A model that uses aggressive growth assumptions alongside a low discount rate is double-counting optimism. A model that uses conservative decay alongside a high discount rate is double-counting risk. The discipline of a well-constructed DCF is that every assumption should be internally consistent and independently defensible.
The Role of Data Infrastructure
The baseline comes first in this series. The discount rate and growth rate are judgment calls informed by market data and financial theory. The decay curve is a statistical and analytical exercise. But the baseline is a data engineering problem, and it is the one that most often goes wrong in practice.
A catalog receiving statements from four distributors, across 100 territories, in multiple currencies, with partial ownership across several thousand works, requires real data engineering before any modeling can begin. The quality of that processing determines whether the model’s output is analysis or noise.
Chapter Two was built to solve exactly this problem. Across more than 100,000 catalogs and over $2 billion in royalty data processed, Chapter Two’s Royalty Engine normalises statement data across distributors, territories, and currencies, so that analysts can focus on the model, not the spreadsheet.
Series Overview
- Music Catalog Valuation: A DCF Guide for Institutional Investors (this article)

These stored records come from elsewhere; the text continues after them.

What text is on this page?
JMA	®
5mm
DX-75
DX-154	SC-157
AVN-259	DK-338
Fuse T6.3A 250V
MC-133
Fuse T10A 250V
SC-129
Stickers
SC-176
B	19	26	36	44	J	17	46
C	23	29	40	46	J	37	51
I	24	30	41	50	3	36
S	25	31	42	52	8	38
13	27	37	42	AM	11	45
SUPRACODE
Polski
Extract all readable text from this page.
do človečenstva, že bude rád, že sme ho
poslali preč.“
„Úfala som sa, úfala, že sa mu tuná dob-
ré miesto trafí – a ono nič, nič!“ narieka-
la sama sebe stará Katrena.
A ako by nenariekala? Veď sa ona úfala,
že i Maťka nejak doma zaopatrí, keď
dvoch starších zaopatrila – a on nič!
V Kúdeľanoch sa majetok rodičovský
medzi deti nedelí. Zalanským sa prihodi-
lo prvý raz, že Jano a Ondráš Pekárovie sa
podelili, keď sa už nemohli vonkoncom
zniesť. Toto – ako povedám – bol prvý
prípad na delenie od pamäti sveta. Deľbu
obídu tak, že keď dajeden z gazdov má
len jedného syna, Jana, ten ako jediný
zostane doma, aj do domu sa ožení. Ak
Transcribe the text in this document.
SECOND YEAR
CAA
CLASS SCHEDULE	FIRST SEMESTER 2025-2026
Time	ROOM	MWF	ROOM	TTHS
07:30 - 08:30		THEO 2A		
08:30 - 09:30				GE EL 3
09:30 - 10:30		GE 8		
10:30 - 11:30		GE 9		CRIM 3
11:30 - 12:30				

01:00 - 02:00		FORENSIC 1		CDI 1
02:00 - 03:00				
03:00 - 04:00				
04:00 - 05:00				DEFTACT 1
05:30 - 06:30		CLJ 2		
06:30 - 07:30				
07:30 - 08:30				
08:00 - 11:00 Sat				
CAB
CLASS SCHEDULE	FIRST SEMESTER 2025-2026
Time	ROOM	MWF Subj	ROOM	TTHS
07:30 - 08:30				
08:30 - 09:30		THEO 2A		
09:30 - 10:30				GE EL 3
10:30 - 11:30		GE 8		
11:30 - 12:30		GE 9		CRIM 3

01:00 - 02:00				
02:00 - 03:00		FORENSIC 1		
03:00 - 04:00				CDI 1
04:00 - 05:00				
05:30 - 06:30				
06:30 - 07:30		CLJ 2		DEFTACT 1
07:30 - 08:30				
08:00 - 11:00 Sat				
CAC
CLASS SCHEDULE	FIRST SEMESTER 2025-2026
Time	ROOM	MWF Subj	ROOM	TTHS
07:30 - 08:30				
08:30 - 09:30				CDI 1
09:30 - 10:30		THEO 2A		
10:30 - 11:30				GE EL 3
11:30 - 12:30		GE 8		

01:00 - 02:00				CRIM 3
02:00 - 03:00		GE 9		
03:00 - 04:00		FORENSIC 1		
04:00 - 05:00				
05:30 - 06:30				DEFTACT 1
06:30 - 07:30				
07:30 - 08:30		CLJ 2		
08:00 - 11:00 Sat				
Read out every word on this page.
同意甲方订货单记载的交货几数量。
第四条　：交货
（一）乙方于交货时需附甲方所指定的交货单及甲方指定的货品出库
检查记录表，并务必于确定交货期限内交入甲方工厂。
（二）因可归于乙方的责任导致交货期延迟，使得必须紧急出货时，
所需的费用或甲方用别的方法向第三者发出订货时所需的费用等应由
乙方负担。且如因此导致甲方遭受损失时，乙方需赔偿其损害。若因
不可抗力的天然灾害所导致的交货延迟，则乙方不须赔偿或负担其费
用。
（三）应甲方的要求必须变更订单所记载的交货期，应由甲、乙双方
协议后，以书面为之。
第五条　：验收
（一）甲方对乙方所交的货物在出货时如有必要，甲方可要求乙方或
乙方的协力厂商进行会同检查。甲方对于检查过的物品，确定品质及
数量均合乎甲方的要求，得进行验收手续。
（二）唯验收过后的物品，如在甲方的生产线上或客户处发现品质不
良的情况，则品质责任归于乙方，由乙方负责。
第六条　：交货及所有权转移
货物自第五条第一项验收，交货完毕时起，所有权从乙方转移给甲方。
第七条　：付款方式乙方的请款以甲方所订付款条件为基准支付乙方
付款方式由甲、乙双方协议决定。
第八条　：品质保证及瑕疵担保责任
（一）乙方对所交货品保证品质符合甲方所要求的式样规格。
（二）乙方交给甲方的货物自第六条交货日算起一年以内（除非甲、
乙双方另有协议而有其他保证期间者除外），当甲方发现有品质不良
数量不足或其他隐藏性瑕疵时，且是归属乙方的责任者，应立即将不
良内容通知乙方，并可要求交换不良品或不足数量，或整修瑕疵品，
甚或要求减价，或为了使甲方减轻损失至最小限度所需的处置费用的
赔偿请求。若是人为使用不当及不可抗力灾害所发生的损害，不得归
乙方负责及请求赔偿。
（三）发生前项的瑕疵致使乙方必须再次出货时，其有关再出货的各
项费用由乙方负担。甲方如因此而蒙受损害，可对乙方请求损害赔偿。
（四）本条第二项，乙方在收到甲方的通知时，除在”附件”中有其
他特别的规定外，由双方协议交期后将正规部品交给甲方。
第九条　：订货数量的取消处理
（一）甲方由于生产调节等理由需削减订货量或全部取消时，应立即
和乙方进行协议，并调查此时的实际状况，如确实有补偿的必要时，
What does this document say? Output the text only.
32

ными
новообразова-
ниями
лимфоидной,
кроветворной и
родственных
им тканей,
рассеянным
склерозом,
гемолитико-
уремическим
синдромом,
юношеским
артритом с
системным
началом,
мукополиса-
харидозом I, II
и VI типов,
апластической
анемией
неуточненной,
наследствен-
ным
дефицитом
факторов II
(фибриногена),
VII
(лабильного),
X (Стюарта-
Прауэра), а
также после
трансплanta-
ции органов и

- How to Build a Music Catalog Earnings Baseline
- Music Royalty Decay Curves
- Music Catalog Discount Rate
- Terminal Growth Rate in Music Catalog DCF
Frequently Asked Questions
What are the four inputs in a music catalog DCF model?
The four components are the historical earnings baseline, the royalty decay curve, the discount rate (r), and the terminal growth rate (g). Each requires specific data and judgment; an error in any one produces a valuation that looks precise but isn’t.
What discount rate is used for music catalog valuation?
In institutional practice, discount rates for music catalogs typically range from 8% to 12%, derived using the Capital Asset Pricing Model (CAPM) and adjusted upward for illiquidity, catalog size, geographic concentration, and rights complexity. The specific rate should be built bottom-up, not selected from the range.
Why does terminal value matter so much in music catalog DCF?
Because music copyrights last 70 years after the author’s death (compositions) or 70 years from release (recordings), the terminal value typically represents 50–70% of total catalog value. Even a 0.5 percentage point change in the terminal growth rate assumption can materially shift the output.
How is DCF analysis different for music catalogs vs. corporate assets?
In a corporate DCF, the earnings baseline comes from audited financial statements. In a music catalog DCF, it comes from royalty statements — unaudited, inconsistently formatted, arriving from multiple distributors across different currencies and schedules. The baseline is a data engineering problem before it’s a modelling one. The royalty decay curve is also unique to music: unlike corporate revenue, which may grow over time, royalty income generally declines in a predictable pattern.